Theatre

Before turning to film and television, Ken was a theatre director. With Shirley Barrie he co-founded the Wakefield Tricycle Company in London, England in 1972. Beginning as a lunchtime theatre producing plays that had never been produced in England, the WTC grew into a touring company commissioning and producing plays from new and established British writers, and presenting them in venues around the country and at theatres like the King’s Head and the Bush in London. In 1980, with the support of the London Borough of Brent, Ken and Shirley and a small dedicated team opened the Tricycle Theatre in Kilburn, London. Ken was artistic director of The Tricycle from 1980-1984. He directed over 40 productions for the Wakefield Tricycle Company and the Tricycle Theatre.

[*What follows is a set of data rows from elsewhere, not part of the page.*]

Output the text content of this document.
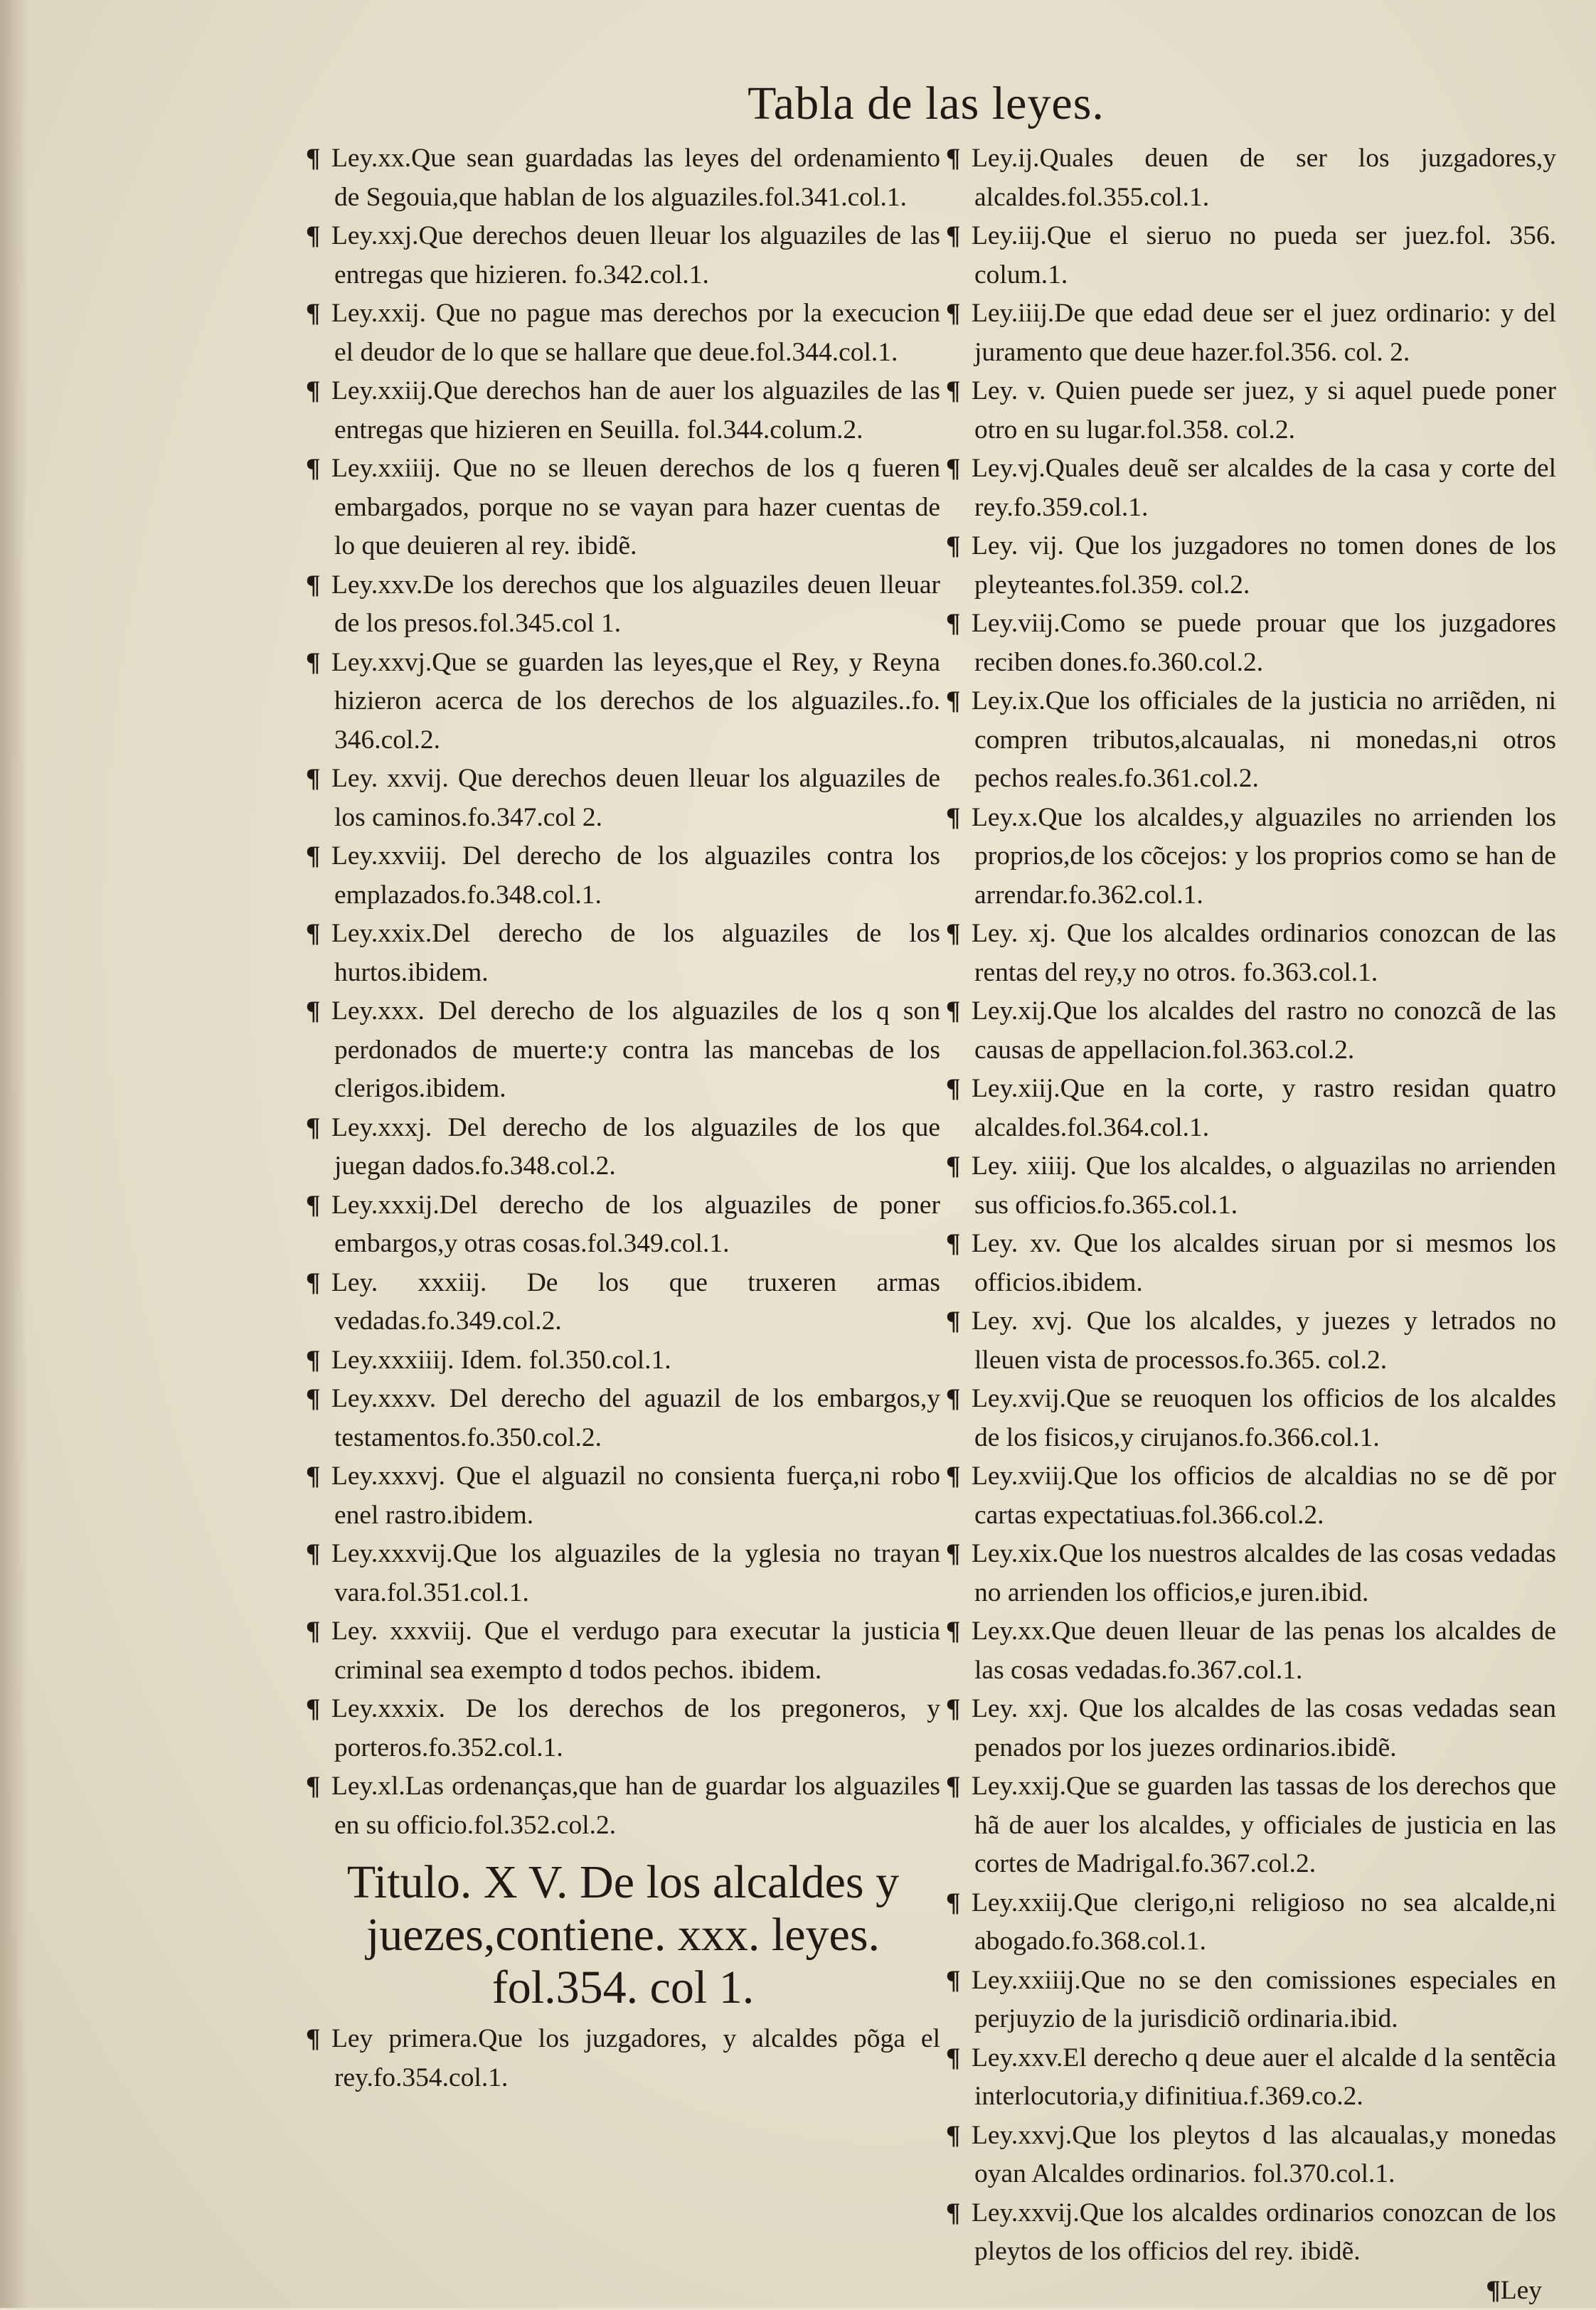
Tabla de las leyes.

¶ Ley.xx.Que sean guardadas las leyes del ordenamiento de Segouia,que hablan de los alguaziles.fol.341.col.1.

¶ Ley.xxj.Que derechos deuen lleuar los alguaziles de las entregas que hizieren. fo.342.col.1.

¶ Ley.xxij. Que no pague mas derechos por la execucion el deudor de lo que se hallare que deue.fol.344.col.1.

¶ Ley.xxiij.Que derechos han de auer los alguaziles de las entregas que hizieren en Seuilla. fol.344.colum.2.

¶ Ley.xxiiij. Que no se lleuen derechos de los q fueren embargados, porque no se vayan para hazer cuentas de lo que deuieren al rey. ibidẽ.

¶ Ley.xxv.De los derechos que los alguaziles deuen lleuar de los presos.fol.345.col 1.

¶ Ley.xxvj.Que se guarden las leyes,que el Rey, y Reyna hizieron acerca de los derechos de los alguaziles..fo. 346.col.2.

¶ Ley. xxvij. Que derechos deuen lleuar los alguaziles de los caminos.fo.347.col 2.

¶ Ley.xxviij. Del derecho de los alguaziles contra los emplazados.fo.348.col.1.

¶ Ley.xxix.Del derecho de los alguaziles de los hurtos.ibidem.

¶ Ley.xxx. Del derecho de los alguaziles de los q son perdonados de muerte:y contra las mancebas de los clerigos.ibidem.

¶ Ley.xxxj. Del derecho de los alguaziles de los que juegan dados.fo.348.col.2.

¶ Ley.xxxij.Del derecho de los alguaziles de poner embargos,y otras cosas.fol.349.col.1.

¶ Ley. xxxiij. De los que truxeren armas vedadas.fo.349.col.2.

¶ Ley.xxxiiij. Idem. fol.350.col.1.

¶ Ley.xxxv. Del derecho del aguazil de los embargos,y testamentos.fo.350.col.2.

¶ Ley.xxxvj. Que el alguazil no consienta fuerça,ni robo enel rastro.ibidem.

¶ Ley.xxxvij.Que los alguaziles de la yglesia no trayan vara.fol.351.col.1.

¶ Ley. xxxviij. Que el verdugo para executar la justicia criminal sea exempto d todos pechos. ibidem.

¶ Ley.xxxix. De los derechos de los pregoneros, y porteros.fo.352.col.1.

¶ Ley.xl.Las ordenanças,que han de guardar los alguaziles en su officio.fol.352.col.2.

Titulo. X V. De los alcaldes y juezes,contiene. xxx. leyes. fol.354. col 1.

¶ Ley primera.Que los juzgadores, y alcaldes põga el rey.fo.354.col.1.

¶ Ley.ij.Quales deuen de ser los juzgadores,y alcaldes.fol.355.col.1.

¶ Ley.iij.Que el sieruo no pueda ser juez.fol. 356. colum.1.

¶ Ley.iiij.De que edad deue ser el juez ordinario: y del juramento que deue hazer.fol.356. col. 2.

¶ Ley. v. Quien puede ser juez, y si aquel puede poner otro en su lugar.fol.358. col.2.

¶ Ley.vj.Quales deuẽ ser alcaldes de la casa y corte del rey.fo.359.col.1.

¶ Ley. vij. Que los juzgadores no tomen dones de los pleyteantes.fol.359. col.2.

¶ Ley.viij.Como se puede prouar que los juzgadores reciben dones.fo.360.col.2.

¶ Ley.ix.Que los officiales de la justicia no arriẽden, ni compren tributos,alcaualas, ni monedas,ni otros pechos reales.fo.361.col.2.

¶ Ley.x.Que los alcaldes,y alguaziles no arrienden los proprios,de los cõcejos: y los proprios como se han de arrendar.fo.362.col.1.

¶ Ley. xj. Que los alcaldes ordinarios conozcan de las rentas del rey,y no otros. fo.363.col.1.

¶ Ley.xij.Que los alcaldes del rastro no conozcã de las causas de appellacion.fol.363.col.2.

¶ Ley.xiij.Que en la corte, y rastro residan quatro alcaldes.fol.364.col.1.

¶ Ley. xiiij. Que los alcaldes, o alguazilas no arrienden sus officios.fo.365.col.1.

¶ Ley. xv. Que los alcaldes siruan por si mesmos los officios.ibidem.

¶ Ley. xvj. Que los alcaldes, y juezes y letrados no lleuen vista de processos.fo.365. col.2.

¶ Ley.xvij.Que se reuoquen los officios de los alcaldes de los fisicos,y cirujanos.fo.366.col.1.

¶ Ley.xviij.Que los officios de alcaldias no se dẽ por cartas expectatiuas.fol.366.col.2.

¶ Ley.xix.Que los nuestros alcaldes de las cosas vedadas no arrienden los officios,e juren.ibid.

¶ Ley.xx.Que deuen lleuar de las penas los alcaldes de las cosas vedadas.fo.367.col.1.

¶ Ley. xxj. Que los alcaldes de las cosas vedadas sean penados por los juezes ordinarios.ibidẽ.

¶ Ley.xxij.Que se guarden las tassas de los derechos que hã de auer los alcaldes, y officiales de justicia en las cortes de Madrigal.fo.367.col.2.

¶ Ley.xxiij.Que clerigo,ni religioso no sea alcalde,ni abogado.fo.368.col.1.

¶ Ley.xxiiij.Que no se den comissiones especiales en perjuyzio de la jurisdiciõ ordinaria.ibid.

¶ Ley.xxv.El derecho q deue auer el alcalde d la sentẽcia interlocutoria,y difinitiua.f.369.co.2.

¶ Ley.xxvj.Que los pleytos d las alcaualas,y monedas oyan Alcaldes ordinarios. fol.370.col.1.

¶ Ley.xxvij.Que los alcaldes ordinarios conozcan de los pleytos de los officios del rey. ibidẽ.

¶Ley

Since 1980, the Tricycle Theatre has been presenting new and challenging work that attracts and reflects the culturally diverse local community of Kilburn. Under artistic director, Nicolas Kent (1984-2012), the theatre staged a series of ground-breaking “tribunal plays” which won the theatre an Evening Standard Special Drama Award in 2006 for pioneering political work.  In May of 2012 Indhu Rabusingham took up her position as the theatre’s third artistic director.

The complex also houses a 300 seat cinema, an art gallery, an outstanding rehearsal hall, and offers a full programme of theatre and visual arts workshops for children.

Tales of the Tricycle Theatre, by Terry Stoller was published by Bloomsbury Methuen Drama in 2013.  It provides an inside look at the history of the theatre.